Asked to comment on the US and UK's tacit support of the attack against Taliban, an Indian diplomat accompanying Jaswant Singh said, "We don't follow the diplomatic policy of, if you scratch my back I will scratch yours. We go by issues and not by personalities."

The Taliban was certainly a major issue for India because most Kargil infiltrators had the group's financial and moral support. But India ran down the suggestions at the United Nations of humanitarian intervention in Afghanistan.
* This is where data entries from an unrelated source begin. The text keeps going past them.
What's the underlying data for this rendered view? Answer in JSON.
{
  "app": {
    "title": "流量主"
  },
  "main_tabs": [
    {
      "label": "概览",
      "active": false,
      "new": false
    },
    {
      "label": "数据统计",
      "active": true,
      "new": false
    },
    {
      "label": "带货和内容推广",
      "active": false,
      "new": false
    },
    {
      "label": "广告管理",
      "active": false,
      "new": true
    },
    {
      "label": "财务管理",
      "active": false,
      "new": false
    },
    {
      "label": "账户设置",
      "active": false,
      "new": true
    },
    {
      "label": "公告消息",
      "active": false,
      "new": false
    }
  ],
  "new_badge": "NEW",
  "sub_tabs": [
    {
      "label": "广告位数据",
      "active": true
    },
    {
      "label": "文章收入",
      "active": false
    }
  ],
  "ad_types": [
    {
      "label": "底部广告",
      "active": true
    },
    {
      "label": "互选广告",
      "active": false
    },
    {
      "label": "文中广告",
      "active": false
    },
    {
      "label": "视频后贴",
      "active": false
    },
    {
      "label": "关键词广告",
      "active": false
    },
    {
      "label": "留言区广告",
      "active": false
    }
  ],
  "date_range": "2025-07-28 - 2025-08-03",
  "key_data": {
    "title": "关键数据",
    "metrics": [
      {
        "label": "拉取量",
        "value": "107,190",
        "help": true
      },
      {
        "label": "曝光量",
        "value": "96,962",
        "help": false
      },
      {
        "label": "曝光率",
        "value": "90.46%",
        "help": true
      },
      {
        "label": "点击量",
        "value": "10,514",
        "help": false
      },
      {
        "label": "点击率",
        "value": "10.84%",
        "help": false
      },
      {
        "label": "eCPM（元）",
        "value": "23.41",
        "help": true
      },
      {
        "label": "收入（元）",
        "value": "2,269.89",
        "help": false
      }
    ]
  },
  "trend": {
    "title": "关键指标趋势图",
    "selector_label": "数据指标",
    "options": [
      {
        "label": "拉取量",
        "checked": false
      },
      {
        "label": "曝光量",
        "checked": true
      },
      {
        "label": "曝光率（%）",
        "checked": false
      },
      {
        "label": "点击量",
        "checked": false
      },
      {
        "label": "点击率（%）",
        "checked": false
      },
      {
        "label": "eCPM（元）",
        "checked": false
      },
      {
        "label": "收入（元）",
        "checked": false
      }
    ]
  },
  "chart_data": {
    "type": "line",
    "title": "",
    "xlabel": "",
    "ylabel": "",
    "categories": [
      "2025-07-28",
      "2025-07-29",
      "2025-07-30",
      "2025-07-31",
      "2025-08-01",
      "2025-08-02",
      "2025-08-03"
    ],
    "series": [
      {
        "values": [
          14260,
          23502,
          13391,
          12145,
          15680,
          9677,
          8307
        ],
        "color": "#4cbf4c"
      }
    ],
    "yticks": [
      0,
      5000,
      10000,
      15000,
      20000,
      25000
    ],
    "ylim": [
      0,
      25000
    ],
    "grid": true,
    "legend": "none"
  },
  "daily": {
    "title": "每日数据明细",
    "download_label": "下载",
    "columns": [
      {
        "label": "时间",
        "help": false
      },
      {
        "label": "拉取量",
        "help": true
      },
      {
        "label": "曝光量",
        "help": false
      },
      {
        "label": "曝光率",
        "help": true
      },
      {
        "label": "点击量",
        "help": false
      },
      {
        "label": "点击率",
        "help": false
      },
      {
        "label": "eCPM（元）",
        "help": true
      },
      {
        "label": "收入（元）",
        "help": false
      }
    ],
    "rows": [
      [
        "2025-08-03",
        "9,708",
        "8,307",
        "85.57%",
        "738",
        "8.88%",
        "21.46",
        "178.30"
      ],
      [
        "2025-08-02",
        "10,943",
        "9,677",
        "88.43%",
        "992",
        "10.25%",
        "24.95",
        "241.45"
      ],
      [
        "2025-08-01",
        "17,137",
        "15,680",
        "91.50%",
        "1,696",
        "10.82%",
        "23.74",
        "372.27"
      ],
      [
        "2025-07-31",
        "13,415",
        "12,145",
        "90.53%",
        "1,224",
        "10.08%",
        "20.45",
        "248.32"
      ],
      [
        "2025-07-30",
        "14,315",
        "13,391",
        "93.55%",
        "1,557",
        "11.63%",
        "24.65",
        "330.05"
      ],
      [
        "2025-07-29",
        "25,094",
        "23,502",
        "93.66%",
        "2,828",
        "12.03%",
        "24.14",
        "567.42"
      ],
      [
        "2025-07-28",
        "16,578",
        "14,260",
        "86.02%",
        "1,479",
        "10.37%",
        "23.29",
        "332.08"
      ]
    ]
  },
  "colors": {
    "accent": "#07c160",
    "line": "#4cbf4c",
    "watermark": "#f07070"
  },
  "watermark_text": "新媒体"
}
New Delhi pointed out that, in a way, the problems Afghanistan faced were due to earlier "humanitarian interventions". Even Soviet intervention in Afghanistan was supposedly based on a humanitarian issue, it was pointed out. The solution to the Afghan crisis should be brought about by the people of Afghanistan alone and should not be imposed from outside, India said.

Almost the entire Non Aligned Movement nations and G-77 countries supported New Delhi's view on the matter of intervention. Even the permanent nations, the P-5, are uncomfortable the option.

"It was not brought by the West as viewed by many including India but the UN Secretariat itself, " an envoy from a P-5 nation said.

The need to provide humanitarian assistance but avoid humanitarian intervention was effectively addressed by New Delhi in all its bilateral talk. It said that there is no basis for such a provision in the UN charter. India had all along been saying that that UN had to respect to a set of guiding principles on humanitarian intervention in the resolution 46 /182 adopted a decade ago.

The UN has reiterated these guiding principles in several of its resolutions thereafter. These guiding principles that govern humanitarian assistance should be foolproof to ensure that humanitarian assistance is part of the solution and not a part of the problem, India asserted.

If humanitarian assistance is given with political motives in mind then it becomes easier to manipulate the assisted nation. In such a case, India feared that humanitarian workers could be targeted in a conflict. But if the assistance was neutral and impartial and followed the guiding principles, the act could be perceived as part of a solution, it said.

India says the guiding principles of humanitarian assistance accepted by the international community should be respected at all costs.

"We had the strong support from the NAM and G-77. They stood solidly behind us in the humanitarian intervention issue at India's prodding. We played a key role in harnessing opinions and discussions that are still raging in the UN," an Indian diplomat said.

The NAM, at its ministerial-level meeting, declared, "We reject the so-called right of humanitarian intervention which has no legal basis in the UN Charter or in the general principles of international law." Again, the G-77 in its ministerial declaration has a paragraph that stated: "The ministers rejected the so called right of humanitarian intervention."

However, Singh said, India had always played a key role in matters relating to humanitarian assistance and it is aware of the consequences. India is one of the very few developing countries that has never appealed for humanitarian assistance either to the comity of nations or to the UN agencies as it had always tried to tackle its problems be it natural disaster or famine internally. Humanitarian assistance is always given on the basis of appeal by the affected country.

However, in the true spirit of South-South co-operation, Delhi has always extended assistance to other developing countries that were affected either by natural disasters or calamities. Last year Delhi gave $ 10 million to developing countries affected by hurricane and floods.

"We believe assistance and intervention should not be mixed as vulnerability will then be exploited," an Indian diplomat said. But there were other concerns than armed terrorism.

British Foreign Secretary Robin Cook, in his talks with Singh, discussed the cultivation of opium in Afghanistan as part of Taliban's efforts to make money.

"More than 80 per cent of opium sold on the streets of London come from Kabul," Cook was quoted as saying. Most nations concurred with India that the UN figures that revealed that opium production by Taliban has gone up to 4,700 tonnes a year.

Most of this opium finds its way into the streets of London and New York. Hence P-5 nations, like the US, the UK and France, were keen to nip this menace.